Real Estate & business Coach

Cosa rischiano le imprese con il patto marciano.

imprenditore

Con solo tre rate insolute l’imprenditore può subire l’esproprio del bene dato in pegno. Questo è ciò che prevede l’articolo 2 al comma 5 del Decreto legge sulle banche n.52 varato due giorni fa. Questo provvedimento mira a accelerare il recupero dei crediti da parte delle banche.

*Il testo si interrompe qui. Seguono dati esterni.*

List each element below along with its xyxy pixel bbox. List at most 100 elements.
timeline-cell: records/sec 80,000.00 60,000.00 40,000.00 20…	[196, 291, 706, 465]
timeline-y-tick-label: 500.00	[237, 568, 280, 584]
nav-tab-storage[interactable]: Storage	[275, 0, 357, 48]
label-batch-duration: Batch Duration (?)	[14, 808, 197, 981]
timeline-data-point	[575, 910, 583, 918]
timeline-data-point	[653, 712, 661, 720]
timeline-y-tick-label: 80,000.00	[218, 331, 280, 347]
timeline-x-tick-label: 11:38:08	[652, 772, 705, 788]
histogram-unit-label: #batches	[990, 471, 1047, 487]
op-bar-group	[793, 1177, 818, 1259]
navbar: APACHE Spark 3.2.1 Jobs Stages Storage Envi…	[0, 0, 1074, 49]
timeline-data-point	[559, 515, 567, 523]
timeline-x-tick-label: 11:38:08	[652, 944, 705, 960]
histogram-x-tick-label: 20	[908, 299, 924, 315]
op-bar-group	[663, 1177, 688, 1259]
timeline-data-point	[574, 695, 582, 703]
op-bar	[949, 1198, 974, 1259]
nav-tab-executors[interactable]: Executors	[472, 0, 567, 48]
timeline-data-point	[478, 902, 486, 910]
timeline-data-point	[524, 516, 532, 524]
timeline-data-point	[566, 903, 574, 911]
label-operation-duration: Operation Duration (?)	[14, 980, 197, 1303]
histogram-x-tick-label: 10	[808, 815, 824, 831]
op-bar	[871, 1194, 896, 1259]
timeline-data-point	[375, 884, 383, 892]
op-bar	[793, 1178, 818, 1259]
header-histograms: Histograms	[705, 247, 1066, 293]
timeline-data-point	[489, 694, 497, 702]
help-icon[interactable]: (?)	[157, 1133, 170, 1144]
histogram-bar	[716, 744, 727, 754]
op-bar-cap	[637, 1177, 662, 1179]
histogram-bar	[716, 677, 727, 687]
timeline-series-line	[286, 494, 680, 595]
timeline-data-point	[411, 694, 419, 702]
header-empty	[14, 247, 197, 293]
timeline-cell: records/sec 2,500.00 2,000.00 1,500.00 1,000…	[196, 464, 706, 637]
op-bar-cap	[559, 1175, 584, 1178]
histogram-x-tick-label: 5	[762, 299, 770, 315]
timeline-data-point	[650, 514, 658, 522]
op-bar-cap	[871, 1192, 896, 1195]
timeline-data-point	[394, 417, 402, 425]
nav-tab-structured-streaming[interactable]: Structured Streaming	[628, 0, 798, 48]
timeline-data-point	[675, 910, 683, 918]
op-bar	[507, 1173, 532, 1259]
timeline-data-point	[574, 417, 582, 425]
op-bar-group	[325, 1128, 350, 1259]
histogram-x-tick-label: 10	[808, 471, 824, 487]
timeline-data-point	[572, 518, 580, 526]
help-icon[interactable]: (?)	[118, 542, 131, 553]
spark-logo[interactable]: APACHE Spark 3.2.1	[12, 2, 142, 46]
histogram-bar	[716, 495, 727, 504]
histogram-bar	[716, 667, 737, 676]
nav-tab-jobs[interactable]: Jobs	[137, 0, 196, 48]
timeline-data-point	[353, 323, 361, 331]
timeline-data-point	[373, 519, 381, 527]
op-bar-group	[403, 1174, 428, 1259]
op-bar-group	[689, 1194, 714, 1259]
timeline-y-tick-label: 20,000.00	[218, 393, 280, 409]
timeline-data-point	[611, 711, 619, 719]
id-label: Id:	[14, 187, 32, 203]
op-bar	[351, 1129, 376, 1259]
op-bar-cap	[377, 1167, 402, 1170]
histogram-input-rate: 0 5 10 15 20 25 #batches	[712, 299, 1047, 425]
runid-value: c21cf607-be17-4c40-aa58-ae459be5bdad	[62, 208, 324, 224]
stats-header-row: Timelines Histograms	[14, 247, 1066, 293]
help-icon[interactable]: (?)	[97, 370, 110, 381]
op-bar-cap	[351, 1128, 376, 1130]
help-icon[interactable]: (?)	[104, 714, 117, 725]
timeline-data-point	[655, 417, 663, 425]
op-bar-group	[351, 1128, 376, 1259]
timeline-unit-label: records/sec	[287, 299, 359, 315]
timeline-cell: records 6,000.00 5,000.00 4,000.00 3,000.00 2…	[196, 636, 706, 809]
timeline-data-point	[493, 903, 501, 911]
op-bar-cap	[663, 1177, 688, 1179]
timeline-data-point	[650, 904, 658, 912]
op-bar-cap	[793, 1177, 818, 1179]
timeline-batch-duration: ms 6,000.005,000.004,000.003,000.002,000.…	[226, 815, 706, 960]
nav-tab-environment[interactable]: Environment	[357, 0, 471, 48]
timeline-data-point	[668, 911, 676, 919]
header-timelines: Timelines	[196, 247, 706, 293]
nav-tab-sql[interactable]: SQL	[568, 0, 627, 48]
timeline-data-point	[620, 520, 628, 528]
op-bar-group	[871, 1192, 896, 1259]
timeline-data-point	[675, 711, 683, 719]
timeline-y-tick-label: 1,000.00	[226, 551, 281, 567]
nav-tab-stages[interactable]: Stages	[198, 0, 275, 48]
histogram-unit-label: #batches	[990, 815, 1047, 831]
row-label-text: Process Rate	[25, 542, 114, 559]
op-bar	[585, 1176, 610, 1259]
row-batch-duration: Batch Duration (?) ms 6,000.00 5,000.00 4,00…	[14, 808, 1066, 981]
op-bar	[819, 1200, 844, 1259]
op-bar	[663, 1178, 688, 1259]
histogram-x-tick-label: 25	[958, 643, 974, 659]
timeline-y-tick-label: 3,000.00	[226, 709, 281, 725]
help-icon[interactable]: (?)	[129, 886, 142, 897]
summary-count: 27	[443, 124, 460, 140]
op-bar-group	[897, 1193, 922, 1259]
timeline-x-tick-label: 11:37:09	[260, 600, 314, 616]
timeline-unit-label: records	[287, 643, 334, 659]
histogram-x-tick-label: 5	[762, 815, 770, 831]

Viene così introdotto il cosiddetto patto marciano.  Si tratta di un accordo con il quale il debitore, a garanzia della soddisfazione di un proprio debito, mette a disposizione un proprio bene, con l’intesa che, verificatosi l’inadempimento, detto bene passerà in proprietà del creditore.  Le parti, ovviamente, sono libere di apporre questa clausola. Ma, ciò che viene presentato come una nuova opportunità a tutela del creditore, rischia, però, di avere effetti vessatori e controproducenti.

Con il patto marciano, l’imprenditore può garantire un prestito con un immobile: se non paga tre rate anche non consecutive, dopo sei mesi la banca può farlo vendere. Questa clausola vale per i contratti futuri e per quelli vecchi se aggiunto con atto notarile.  Si può parlare di inadempimento inoltre quando il mancato pagamento si protrae per oltre sei mesi dalla scadenza anche di una sola rata, se il rimborso è a rate superiori al mese.  Se il debitore non paga il creditore si rivolge al Tribunale e, decorsi sessanta giorni, può nominare un perito terzo per la valutazione dell’immobile.